Charles McGee,  untitled figure, 1970. Mixed media drawing. 

Today, the art of long-time Detroiter and nationally recognized artist, Charles McGee, is predominantly abstract. When thinking of the ninety-three-year-old artist, one might conjure up images of his organic abstract forms in both his painting and sculpture. But McGee wasn’t always abstract, and he still isn’t only that. 

This untitled work by the Detroit artist portrays a figure. Whether this person is a man or a woman is unidentifiable, but also irrelevant because still what is clearly presented is humane as the emphasis is placed on expression. The figure sits in a chair, legs and arms crossed with their head buried in hand, bowed low enough for their hair to drape over. Their posture is introverted, a body language that translates to the emotions of tired, sad, frustrated, or disappointed. Two colors make up the drawing: black and a light red. The brisk strokes of material suggest McGee used a marker, perhaps one that is at the end of its use. 

In 1968, McGee went to live and study in Barcelona, Spain. Having been completed a couple years after, this drawing may suggest insight into McGee’s time abroad. The contours of the figure here are seemingly rapid, but they are executed well enough to clearly outline the intimate scene of someone taking a moment to recuperate. It was figure paintings and drawings like this one that first brought McGee success in the onset of his career. 
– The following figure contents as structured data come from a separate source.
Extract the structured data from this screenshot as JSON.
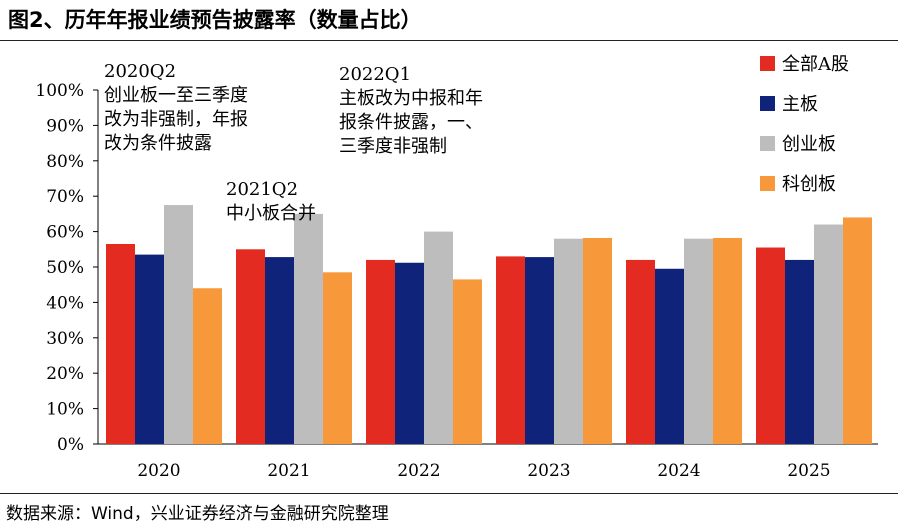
{
  "figure": {
    "title": "图2、历年年报业绩预告披露率（数量占比）",
    "source": "数据来源：Wind，兴业证券经济与金融研究院整理"
  },
  "annotations": [
    {
      "title": "2020Q2",
      "lines": [
        "创业板一至三季度",
        "改为非强制，年报",
        "改为条件披露"
      ]
    },
    {
      "title": "2021Q2",
      "lines": [
        "中小板合并"
      ]
    },
    {
      "title": "2022Q1",
      "lines": [
        "主板改为中报和年",
        "报条件披露，一、",
        "三季度非强制"
      ]
    }
  ],
  "chart_data": {
    "type": "bar",
    "categories": [
      "2020",
      "2021",
      "2022",
      "2023",
      "2024",
      "2025"
    ],
    "series": [
      {
        "name": "全部A股",
        "color": "#e32b22",
        "values": [
          56.5,
          55.0,
          52.0,
          53.0,
          52.0,
          55.5
        ]
      },
      {
        "name": "主板",
        "color": "#10237a",
        "values": [
          53.5,
          52.8,
          51.2,
          52.8,
          49.5,
          52.0
        ]
      },
      {
        "name": "创业板",
        "color": "#bdbdbd",
        "values": [
          67.5,
          65.0,
          60.0,
          58.0,
          58.0,
          62.0
        ]
      },
      {
        "name": "科创板",
        "color": "#f7993b",
        "values": [
          44.0,
          48.5,
          46.5,
          58.2,
          58.2,
          64.0
        ]
      }
    ],
    "ylim": [
      0,
      100
    ],
    "yticks": [
      "0%",
      "10%",
      "20%",
      "30%",
      "40%",
      "50%",
      "60%",
      "70%",
      "80%",
      "90%",
      "100%"
    ],
    "legend_position": "top-right",
    "grid": false,
    "xlabel": "",
    "ylabel": ""
  }
}
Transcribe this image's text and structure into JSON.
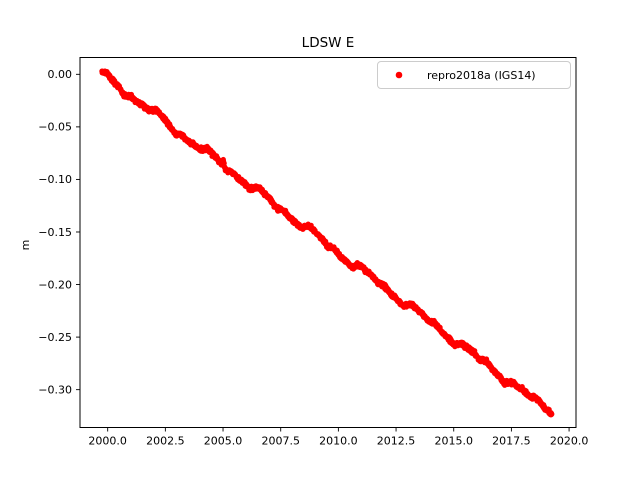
{
  "figure": {
    "title": "LDSW E",
    "ylabel": "m",
    "background_color": "#ffffff",
    "axes_edge_color": "#000000",
    "tick_color": "#000000"
  },
  "legend": {
    "label": "repro2018a (IGS14)",
    "marker_icon": "red-dot",
    "marker_color": "#ff0000",
    "border_color": "#cccccc",
    "background_color": "#ffffff"
  },
  "chart_data": {
    "type": "scatter",
    "title": "LDSW E",
    "xlabel": "",
    "ylabel": "m",
    "grid": false,
    "legend_position": "upper right",
    "xlim": [
      1998.8,
      2020.3
    ],
    "ylim": [
      -0.336,
      0.016
    ],
    "xticks": [
      2000.0,
      2002.5,
      2005.0,
      2007.5,
      2010.0,
      2012.5,
      2015.0,
      2017.5,
      2020.0
    ],
    "xtick_labels": [
      "2000.0",
      "2002.5",
      "2005.0",
      "2007.5",
      "2010.0",
      "2012.5",
      "2015.0",
      "2017.5",
      "2020.0"
    ],
    "yticks": [
      0.0,
      -0.05,
      -0.1,
      -0.15,
      -0.2,
      -0.25,
      -0.3
    ],
    "ytick_labels": [
      "0.00",
      "−0.05",
      "−0.10",
      "−0.15",
      "−0.20",
      "−0.25",
      "−0.30"
    ],
    "series": [
      {
        "name": "repro2018a (IGS14)",
        "color": "#ff0000",
        "marker": "dot",
        "description": "dense time series of east-component displacement, nearly linear decreasing trend",
        "x_start": 1999.75,
        "x_end": 2019.25,
        "trend_slope_m_per_yr": -0.0165,
        "scatter_spread_m": 0.003,
        "trend_points": [
          [
            1999.75,
            0.0
          ],
          [
            2000.5,
            -0.012
          ],
          [
            2001.0,
            -0.021
          ],
          [
            2001.5,
            -0.028
          ],
          [
            2002.0,
            -0.037
          ],
          [
            2003.0,
            -0.054
          ],
          [
            2004.0,
            -0.07
          ],
          [
            2005.0,
            -0.086
          ],
          [
            2006.0,
            -0.103
          ],
          [
            2007.0,
            -0.12
          ],
          [
            2008.0,
            -0.136
          ],
          [
            2009.0,
            -0.153
          ],
          [
            2010.0,
            -0.17
          ],
          [
            2011.0,
            -0.186
          ],
          [
            2012.0,
            -0.203
          ],
          [
            2013.0,
            -0.219
          ],
          [
            2014.0,
            -0.236
          ],
          [
            2015.0,
            -0.252
          ],
          [
            2016.0,
            -0.269
          ],
          [
            2017.0,
            -0.285
          ],
          [
            2018.0,
            -0.302
          ],
          [
            2019.0,
            -0.318
          ],
          [
            2019.25,
            -0.32
          ]
        ]
      }
    ]
  }
}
McGee is originally from South Carolina, where he worked in the cotton fields at a very young age while living with his grandparents. At ten-years-old, he moved to Detroit to live with his mother, thus implanting the seed of whom the Kresge Foundation called “the essence of Detroit.” McGee worked in factories and also as a cartographer, or map-maker, for the government. He studied at the Society of Arts and Crafts (now the College for Creative Studies) and in 1968 and took advantage of his travels abroad to continue his studies. McGee attributes much of his flowering into the artist he today to his life experience. He is a staunch believer that the greatest art of an artist is his or her latest, a doctrine supported by the philosophy that art matures with the growth of an artist through their continuing education and experience. When McGee moved back to Detroit after Spain, he opened Gallery 7, which he kept running for almost a decade. He also founded the Contemporary Art Institute of Detroit in 1978 and taught for eighteen years at Eastern Michigan University. His work is still displayed in a variety of settings, from public to institution, such as Wayne State University and the Detroit Institute of Art. McGee was honored with the Kresge Foundation's first ever Eminent Artist Award in 2008.